A sx: Mattia Balsamini, da Protege Noctem; a dx: Martina Corà, da SIG NUM X CAREOF
Corà e Balsamini da dove vengono (l’esterno, l’obiettivo)
Balsamini proviene dalla fotografia commerciale, Corà dal reportage. Entrambi, pur nelle differenze degli ambiti, si sono formati fra le strettoie dei generi, la fecondazione artificiale della committenza, il particolare corsetto che in impiegatese si dice la missione. All’epoca di Magno Vacuum Martina Corà era appena uscita dallo IED – in cerca di una porzione di realtà in cui incarnarsi per raccontare. Il suo interesse si era affacciato sul volto dei litorali turistici durante la stagione invernale. Un vuoto grande, oltre che nel visibile della quasi modularità orizzontale, nella gestione della griglia e nella frustrazione di un orizzonte ricondotto ai toni medi della luce, era nello scattante e nel suo non-interventismo. Si intuisce che ci fosse la necessità di limitare al minimo le contaminazioni di un’estetica soggettiva, estetica che già nella cromia, nell’uso della sfocatura, e nella composizione si lasciava intravedere in altri lavori di questa prima fase (Untitled I, Nuovo paesaggio, Angolo cieco). Quanto a Balsamini, il suo lato più “professionale” lo si apprezza nei scatti fondati sulla ritrattistica degli oggetti o sull’ordine del mondo, quest’ultimo indagato tramite la composizione e la ripetizione variata di forme all’interno di uno stesso scatto (si vedano per esempio le serie per Maserati e Lamborghini, nonché quella basata sulla preparazione dell’astronauta Alexander Gerst, diretto verso la Stazione Spaziale Internazionale).
Un’altra cosa che accomuna i due artisti è il fatto di aver attraversato, e si direbbe lasciato sullo sfondo, il registro ironico: nel caso di Martina Corà mi riferisco a due opere che hanno segnato l’inizio della collaborazione con la galleria Viasaterna, che ad oggi la rappresenta. La prima è Quadri cinesi che si muovono, quadri-gif in cui l’immaginario statico del sublime settecentesco (cascate, vulcani, esplosioni, fulmini… con tanto di cornice dorata e riccamente fregita) è movimentato attraverso la linea tratteggiata del lazo di Photoshop; la seconda è OOOOOLYMPICS, in cui a scontrarsi sono il retrò e l’antico: dei frame dalle riprese delle Olimpiadi degli anni Ottanta e Novanta vengono sovrapposti a ceramiche greche fotografate su vecchi supporti da esposizione museale, contro sfondi monocromi di quel che sembrerebbe velluto. Parlando con l’artista, è emerso che queste esplorazioni del kitsch sono state un modo per esorcizzare l’ingresso ufficiale nel mondo dell’arte contemporanea e del suo mercato, il che ci riporta al discorso del fare arte come imboccando una deviazione, per serendipità.

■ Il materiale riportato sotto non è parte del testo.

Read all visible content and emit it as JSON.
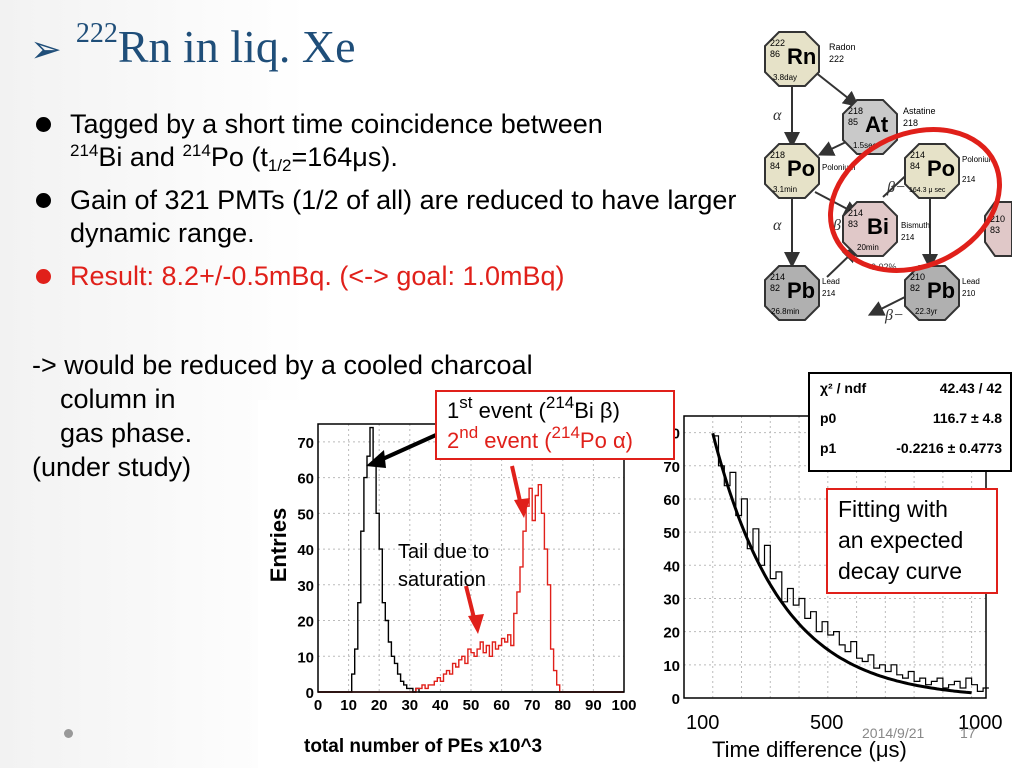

Diverso è il caso di Failure, di Mattia Balsamini, una serie in cui le creature-oggetto vengono colte nel momento di massima inadeguatezza (lapis e catene che si spezzano, schermi che vanno in frantumi…). Ci sono sfondi saturi, contrasto e ombreggiature calcati – a riguardo l’autore mi ha parlato di humor nero, della sua difficoltà ad intendere l’ironia come alleggerimento. E sul sentire greve, sulla necessità di prendere sul serio quello che viene attraversato dallo sguardo e non solo, vorrei adesso parlare di opere più recenti, quelle che popolano le immagini dell’articolo.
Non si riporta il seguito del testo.